C'est donc une grande démarche, mes amis, que celle que vous faites ce soir. Demain matin, la sainte Eglise vous conviera, de son côté, à gravir les premières marches du sanctuaire: vous recevrez les premières ordinations. Là encore vous trouverez le Sauveur et vous comprendrez mieux ce que c'est que de le suivre. Vous comprendrez mieux cette union du Sauveur avec nous. Le sacerdoce complète la vie religieuse. Prêtre, vous serez vraiment le Verbe divin sur la terre et parmi les hommes. Investis de ses pouvoirs, vous accomplirez la rédemption des âmes. Et là encore, plus vous vous dégagerez de vous-même, plus vous mourrez à vous-même et plus le Sauveur agira efficacement en vous pour le salut des âmes.

Prenez le Pontifical, lisez ce qu'on vous dira demain dans l'ordination, les monitions et les prières de l'évêque qui va recevoir vos premières promesses, et vous conférer les premiers pouvoirs, les prémices du sacerdoce. Tout revient à ce que je vous dis là. Le mystère du sacerdoce est le même que celui de la vie religieuse, de l'Eglise et de Jésus. Moins il y a de 1'homme, plus il y a de Dieu, moins le travail est humain et plus il devient divin. Etudiez ces choses, pénétrez-vous en. Il faut que vous en soyez investis, pénétrés. Comme elle est belle, la vocation du prêtre! Comme elle est grande et digne! Vous voyez, mes amis, que le bon Dieu vous comble de grâces. Il vous donne la lumière, il vous donne la puissance, il vous donne l'action  féconde. Il partage avec vous. Il se dépouille pour vous en quelque sorte. Il se cache, comme dit le Cantique des Cantiques, derrière la paroi: “Il se tient derrière notre mur.

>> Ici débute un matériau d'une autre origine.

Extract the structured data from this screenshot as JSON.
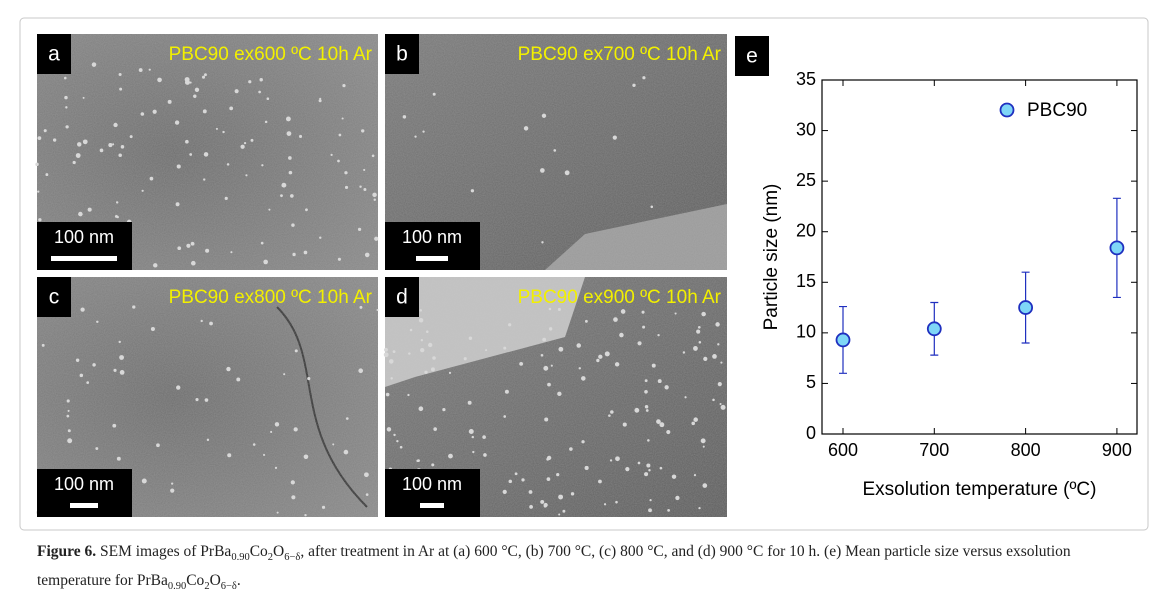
{
  "panels": [
    {
      "label": "a",
      "title": "PBC90 ex600 ºC 10h Ar",
      "scale": "100 nm"
    },
    {
      "label": "b",
      "title": "PBC90 ex700 ºC 10h Ar",
      "scale": "100 nm"
    },
    {
      "label": "c",
      "title": "PBC90 ex800 ºC 10h Ar",
      "scale": "100 nm"
    },
    {
      "label": "d",
      "title": "PBC90 ex900 ºC 10h Ar",
      "scale": "100 nm"
    }
  ],
  "chart_data": {
    "type": "scatter",
    "panel_label": "e",
    "x_label": "Exsolution temperature (ºC)",
    "y_label": "Particle size (nm)",
    "x": [
      600,
      700,
      800,
      900
    ],
    "series": [
      {
        "name": "PBC90",
        "color": "#7fd6f7",
        "edge_color": "#1f2fbf",
        "values": [
          9.3,
          10.4,
          12.5,
          18.4
        ],
        "errors": [
          3.3,
          2.6,
          3.5,
          4.9
        ]
      }
    ],
    "xlim": [
      577,
      922
    ],
    "xticks": [
      600,
      700,
      800,
      900
    ],
    "ylim": [
      0,
      35
    ],
    "yticks": [
      0,
      5,
      10,
      15,
      20,
      25,
      30,
      35
    ],
    "legend": "upper right"
  },
  "caption": {
    "label": "Figure 6.",
    "segments": [
      {
        "text": " SEM images of PrBa"
      },
      {
        "text": "0.90",
        "style": "sub"
      },
      {
        "text": "Co"
      },
      {
        "text": "2",
        "style": "sub"
      },
      {
        "text": "O"
      },
      {
        "text": "6−δ",
        "style": "sub"
      },
      {
        "text": ", after treatment in Ar at (a) 600 °C, (b) 700 °C, (c) 800 °C, and (d) 900 °C for 10 h. (e) Mean particle size versus exsolution temperature for PrBa"
      },
      {
        "text": "0.90",
        "style": "sub"
      },
      {
        "text": "Co"
      },
      {
        "text": "2",
        "style": "sub"
      },
      {
        "text": "O"
      },
      {
        "text": "6−δ",
        "style": "sub"
      },
      {
        "text": "."
      }
    ]
  }
}
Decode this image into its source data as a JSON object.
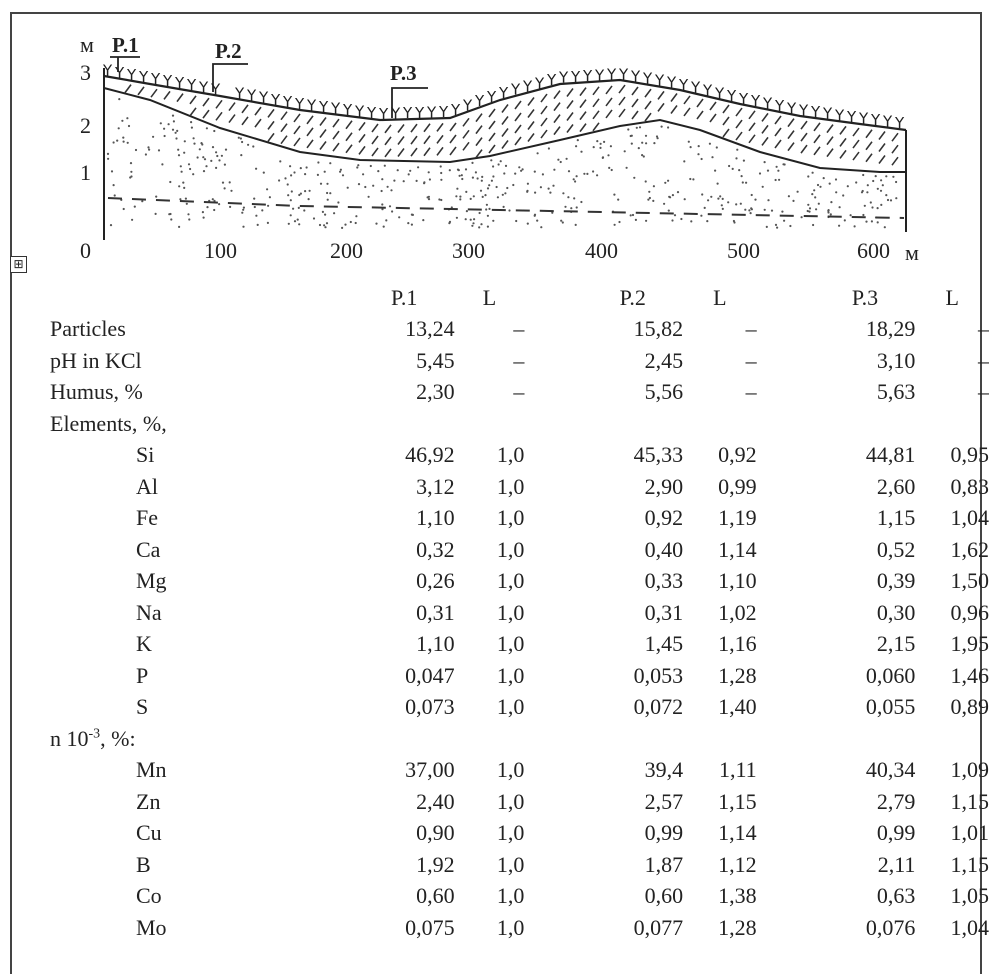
{
  "figure": {
    "y_unit": "м",
    "x_unit": "м",
    "y_ticks": [
      "1",
      "2",
      "3"
    ],
    "x_ticks": [
      "0",
      "100",
      "200",
      "300",
      "400",
      "500",
      "600"
    ],
    "point_labels": [
      "P.1",
      "P.2",
      "P.3"
    ],
    "move_handle_icon": "move-cross-icon",
    "move_handle_glyph": "⊞"
  },
  "table": {
    "headers": [
      "P.1",
      "L",
      "P.2",
      "L",
      "P.3",
      "L"
    ],
    "rows": [
      {
        "name": "Particles",
        "indent": false,
        "v": [
          "13,24",
          "–",
          "15,82",
          "–",
          "18,29",
          "–"
        ]
      },
      {
        "name": "pH in KCl",
        "indent": false,
        "v": [
          "5,45",
          "–",
          "2,45",
          "–",
          "3,10",
          "–"
        ]
      },
      {
        "name": "Humus, %",
        "indent": false,
        "v": [
          "2,30",
          "–",
          "5,56",
          "–",
          "5,63",
          "–"
        ]
      },
      {
        "name": "Elements, %,",
        "indent": false,
        "v": [
          "",
          "",
          "",
          "",
          "",
          ""
        ]
      },
      {
        "name": "Si",
        "indent": true,
        "v": [
          "46,92",
          "1,0",
          "45,33",
          "0,92",
          "44,81",
          "0,95"
        ]
      },
      {
        "name": "Al",
        "indent": true,
        "v": [
          "3,12",
          "1,0",
          "2,90",
          "0,99",
          "2,60",
          "0,83"
        ]
      },
      {
        "name": "Fe",
        "indent": true,
        "v": [
          "1,10",
          "1,0",
          "0,92",
          "1,19",
          "1,15",
          "1,04"
        ]
      },
      {
        "name": "Ca",
        "indent": true,
        "v": [
          "0,32",
          "1,0",
          "0,40",
          "1,14",
          "0,52",
          "1,62"
        ]
      },
      {
        "name": "Mg",
        "indent": true,
        "v": [
          "0,26",
          "1,0",
          "0,33",
          "1,10",
          "0,39",
          "1,50"
        ]
      },
      {
        "name": "Na",
        "indent": true,
        "v": [
          "0,31",
          "1,0",
          "0,31",
          "1,02",
          "0,30",
          "0,96"
        ]
      },
      {
        "name": "K",
        "indent": true,
        "v": [
          "1,10",
          "1,0",
          "1,45",
          "1,16",
          "2,15",
          "1,95"
        ]
      },
      {
        "name": "P",
        "indent": true,
        "v": [
          "0,047",
          "1,0",
          "0,053",
          "1,28",
          "0,060",
          "1,46"
        ]
      },
      {
        "name": "S",
        "indent": true,
        "v": [
          "0,073",
          "1,0",
          "0,072",
          "1,40",
          "0,055",
          "0,89"
        ]
      },
      {
        "name": "n 10",
        "sup": "-3",
        "suffix": ", %:",
        "indent": false,
        "v": [
          "",
          "",
          "",
          "",
          "",
          ""
        ]
      },
      {
        "name": "Mn",
        "indent": true,
        "v": [
          "37,00",
          "1,0",
          "39,4",
          "1,11",
          "40,34",
          "1,09"
        ]
      },
      {
        "name": "Zn",
        "indent": true,
        "v": [
          "2,40",
          "1,0",
          "2,57",
          "1,15",
          "2,79",
          "1,15"
        ]
      },
      {
        "name": "Cu",
        "indent": true,
        "v": [
          "0,90",
          "1,0",
          "0,99",
          "1,14",
          "0,99",
          "1,01"
        ]
      },
      {
        "name": "B",
        "indent": true,
        "v": [
          "1,92",
          "1,0",
          "1,87",
          "1,12",
          "2,11",
          "1,15"
        ]
      },
      {
        "name": "Co",
        "indent": true,
        "v": [
          "0,60",
          "1,0",
          "0,60",
          "1,38",
          "0,63",
          "1,05"
        ]
      },
      {
        "name": "Mo",
        "indent": true,
        "v": [
          "0,075",
          "1,0",
          "0,077",
          "1,28",
          "0,076",
          "1,04"
        ]
      }
    ]
  }
}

Il guette par la fenêtre, il épie par le treillis” (Ct 2:9). Il nous regarde, il est là et on ne le voit pas. Et ce qu'on voit de lui, c'est en nous qu'on le voit. C'est par nos vertus et nos actes que nous le montrons. Méditez ces choses. Demandez à l'Esprit-Saint de vous revêtir et de vous pénétrer de ce secret divin, de la charité divine.

O mes amis, quel beau cantique qu'une vie de prêtre et de religieux, quelle belle vie à mener, quelle existence vraiment divine! Dieu sera avec vous. Dieu vous pénétrera, Dieu se servira de vous pour être sa manifestation extérieure. Encore une fois, comprenez ces choses. Nous allons prier pour vous, pour que la grâce de ce soir, pour que la grâce de demain matin vous aide à faire bien la donation entière de votre vie. Commencez! Commencez! La bonne Mère disait: “Il faut commencer un peu, et le Sauveur finira bien!”